Por que? Simplesmente porque é uma posição individualista. Em qualquer
situação, basta apelar pra sua "vivência", pra percepções privadas, e
você já garante o crédito da voz, sem ter que passar por elaboração
nenhuma. Fim de jogo. A "vivência" é um termo de sabotagem da elaboração
de uma percepção coletiva: como é que eu poderia tornar uma elaboração
comum, ou compartilhada, uma percepção e uma sensação que é, no fim de
tudo, privada e incompartilhável? Com ela, só resta que quem está em
volta fique quieto e bata palmas - "sua majestade, a vivência" -, e de
repente qualquer questão passa a ser cortina de fumaça pra esconder
posições individuais, personalistas ou burocráticas."

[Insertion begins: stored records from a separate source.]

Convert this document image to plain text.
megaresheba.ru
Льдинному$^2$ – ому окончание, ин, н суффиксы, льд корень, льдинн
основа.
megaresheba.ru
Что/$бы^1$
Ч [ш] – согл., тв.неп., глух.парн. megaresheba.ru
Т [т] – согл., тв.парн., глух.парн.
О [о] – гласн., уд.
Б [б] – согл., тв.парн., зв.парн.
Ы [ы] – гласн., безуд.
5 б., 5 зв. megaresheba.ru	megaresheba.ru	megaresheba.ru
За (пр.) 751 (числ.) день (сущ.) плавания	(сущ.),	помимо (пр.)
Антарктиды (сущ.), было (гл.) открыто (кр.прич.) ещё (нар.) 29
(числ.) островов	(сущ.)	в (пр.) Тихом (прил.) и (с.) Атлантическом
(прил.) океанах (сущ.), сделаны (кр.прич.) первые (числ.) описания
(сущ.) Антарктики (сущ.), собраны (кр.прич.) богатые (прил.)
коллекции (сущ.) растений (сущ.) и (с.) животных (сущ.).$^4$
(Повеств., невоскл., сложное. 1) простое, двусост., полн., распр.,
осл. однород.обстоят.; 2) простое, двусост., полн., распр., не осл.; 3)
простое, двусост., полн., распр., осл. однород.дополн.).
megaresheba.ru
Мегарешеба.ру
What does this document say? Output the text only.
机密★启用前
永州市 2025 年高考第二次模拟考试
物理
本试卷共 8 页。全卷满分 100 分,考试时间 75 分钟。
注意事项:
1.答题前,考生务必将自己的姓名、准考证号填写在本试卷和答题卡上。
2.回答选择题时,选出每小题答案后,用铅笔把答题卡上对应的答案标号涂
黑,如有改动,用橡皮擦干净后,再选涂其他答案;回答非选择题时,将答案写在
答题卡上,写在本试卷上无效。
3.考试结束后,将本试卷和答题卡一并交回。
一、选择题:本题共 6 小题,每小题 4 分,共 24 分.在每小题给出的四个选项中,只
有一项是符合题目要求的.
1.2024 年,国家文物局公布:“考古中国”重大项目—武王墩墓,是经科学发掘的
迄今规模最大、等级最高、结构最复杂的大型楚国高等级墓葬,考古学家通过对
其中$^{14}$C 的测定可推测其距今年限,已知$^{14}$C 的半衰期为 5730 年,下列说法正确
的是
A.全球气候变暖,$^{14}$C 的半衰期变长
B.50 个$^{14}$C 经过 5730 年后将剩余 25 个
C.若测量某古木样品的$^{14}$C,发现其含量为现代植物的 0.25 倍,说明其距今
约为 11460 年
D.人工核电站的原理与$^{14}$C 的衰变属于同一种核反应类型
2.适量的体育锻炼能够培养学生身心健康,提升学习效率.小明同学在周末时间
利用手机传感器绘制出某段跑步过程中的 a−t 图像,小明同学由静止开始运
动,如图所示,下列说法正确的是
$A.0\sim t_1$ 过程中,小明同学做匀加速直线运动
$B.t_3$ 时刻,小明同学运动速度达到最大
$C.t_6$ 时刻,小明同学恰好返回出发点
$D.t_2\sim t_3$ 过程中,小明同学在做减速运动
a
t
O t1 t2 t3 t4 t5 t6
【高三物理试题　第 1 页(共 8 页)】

EM TEMPO: A dica do texto é de Ricardo Pitta.
''SUA MAJESTADE, A VIVÊNCIA''''É uma pena, mas a posição da "vivência" é pequeno burguesa sim.
Por que? Simplesmente porque é uma posição individualista. Em qualquer situação, basta apelar pra sua "vivência", pra percepções privadas, e você já garante o crédito da voz, sem ter que passar por elaboração nenhuma. Fim de jogo. A "vivência" é um termo de sabotagem da elaboração de uma percepção coletiva: como é que eu poderia tornar uma elaboração comum, ou compartilhada, uma percepção e uma sensação que é, no fim de tudo, privada e incompartilhável? Com ela, só resta que quem está em volta fique quieto e bata palmas - "sua majestade, a vivência" -, e de repente qualquer questão passa a ser cortina de fumaça pra esconder posições individuais, personalistas ou burocráticas.

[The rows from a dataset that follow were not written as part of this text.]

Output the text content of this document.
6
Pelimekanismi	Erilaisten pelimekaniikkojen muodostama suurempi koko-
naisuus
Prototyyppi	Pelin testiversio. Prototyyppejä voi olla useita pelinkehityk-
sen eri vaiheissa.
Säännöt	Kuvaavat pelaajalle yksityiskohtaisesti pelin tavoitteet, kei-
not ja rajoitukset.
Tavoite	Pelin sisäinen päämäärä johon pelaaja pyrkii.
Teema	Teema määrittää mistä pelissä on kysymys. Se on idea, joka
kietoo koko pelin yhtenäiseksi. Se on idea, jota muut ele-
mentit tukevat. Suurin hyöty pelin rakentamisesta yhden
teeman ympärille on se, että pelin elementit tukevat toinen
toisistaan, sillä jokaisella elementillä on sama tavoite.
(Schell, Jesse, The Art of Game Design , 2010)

Bem entendido, não é o caso, de jeito nenhum, de recusar a
especificidade de certas posições, a autonomia organizativa em qualquer
espaço, ou mesmo de ignorar a necessidade da garantia e da prioridade de
escuta e foco de um discurso em espaços coletivos. E, em todo caso, é
sempre de uma experiência singular que se deve partir, não tem outro
jeito. Não é nem o caso de não fazer com que essas experiências
singulares possam constituir o elemento "protagonista" de determinada
luta. Não é disso que se trata. Uma "vivência" não é uma experiência.

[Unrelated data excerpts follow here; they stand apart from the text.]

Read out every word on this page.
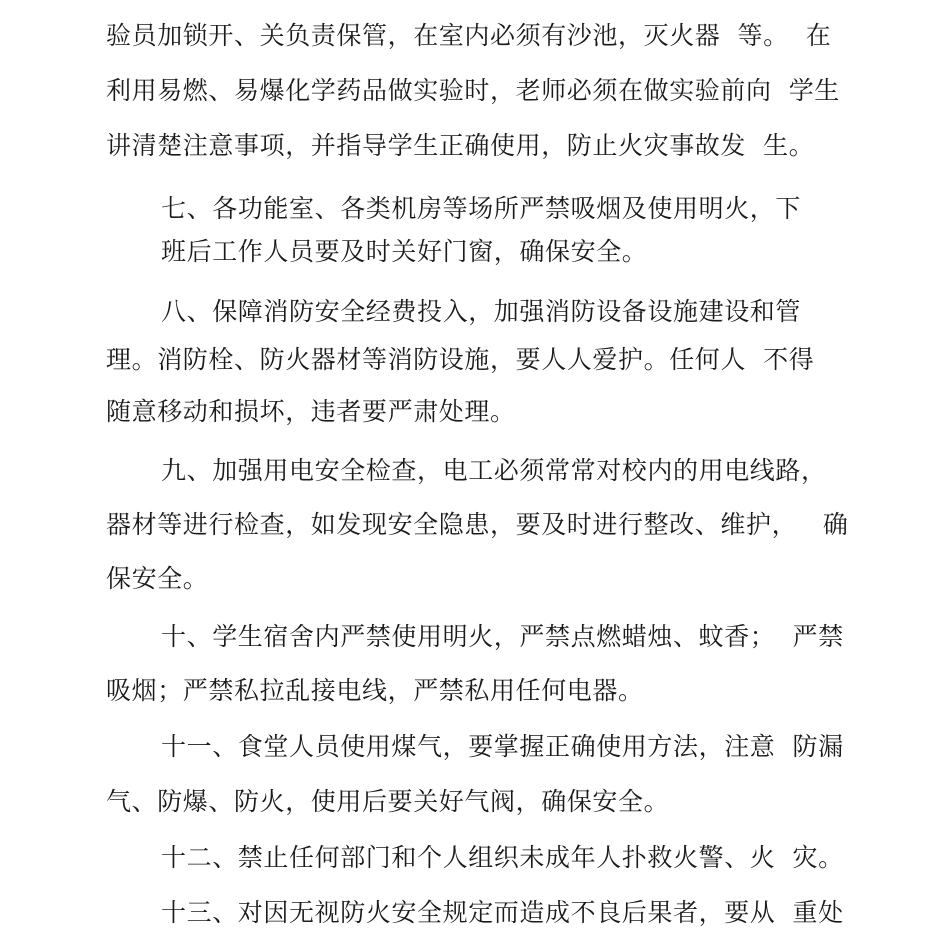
验员加锁开、关负责保管，在室内必须有沙池，灭火器  等。  在

利用易燃、易爆化学药品做实验时，老师必须在做实验前向  学生

讲清楚注意事项，并指导学生正确使用，防止火灾事故发  生。

七、各功能室、各类机房等场所严禁吸烟及使用明火，下

班后工作人员要及时关好门窗，确保安全。

八、保障消防安全经费投入，加强消防设备设施建设和管

理。消防栓、防火器材等消防设施，要人人爱护。任何人  不得

随意移动和损坏，违者要严肃处理。

九、加强用电安全检查，电工必须常常对校内的用电线路，

器材等进行检查，如发现安全隐患，要及时进行整改、维护，   确

保安全。

十、学生宿舍内严禁使用明火，严禁点燃蜡烛、蚊香；  严禁

吸烟；严禁私拉乱接电线，严禁私用任何电器。

十一、食堂人员使用煤气，要掌握正确使用方法，注意  防漏

气、防爆、防火，使用后要关好气阀，确保安全。

十二、禁止任何部门和个人组织未成年人扑救火警、火  灾。

十三、对因无视防火安全规定而造成不良后果者，要从  重处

Uma "vivência", um vivido, é uma pequena propriedade privada,
indiscutível, incapaz de ser elaborada coletivamente - por muitas vezes,
mesmo entre quem supostamente tem uma "vivência" parecida - e que se
impõe só pela força de ter sido... "vivenciada". Eu adorava a época em
que todas essas pautas eram posicionadas por um coletivo x ou y,
sinceramente. Mas de repente, os coletivos foram pro espaço, e agora o
que tem que se ver são é agrupamentos de indivíduos. Quando, por
exemplo, um sujeito qualquer vem me dizer que não precisa estudar por
que tem a sua "vivência", o sujeito me exprime o seguinte: "não me
interessa que exista divisão social do trabalho manual e do intelectual,
não me interessa que seja preciso elaborar coletivamente uma
experiência e fazer dela um sujeito político, o que me interessa é que
'eu' seja ouvido e consiga ter uma influência tal na definição das
linhas de ação", etc. Viva a incapacidade de gestão das lutas.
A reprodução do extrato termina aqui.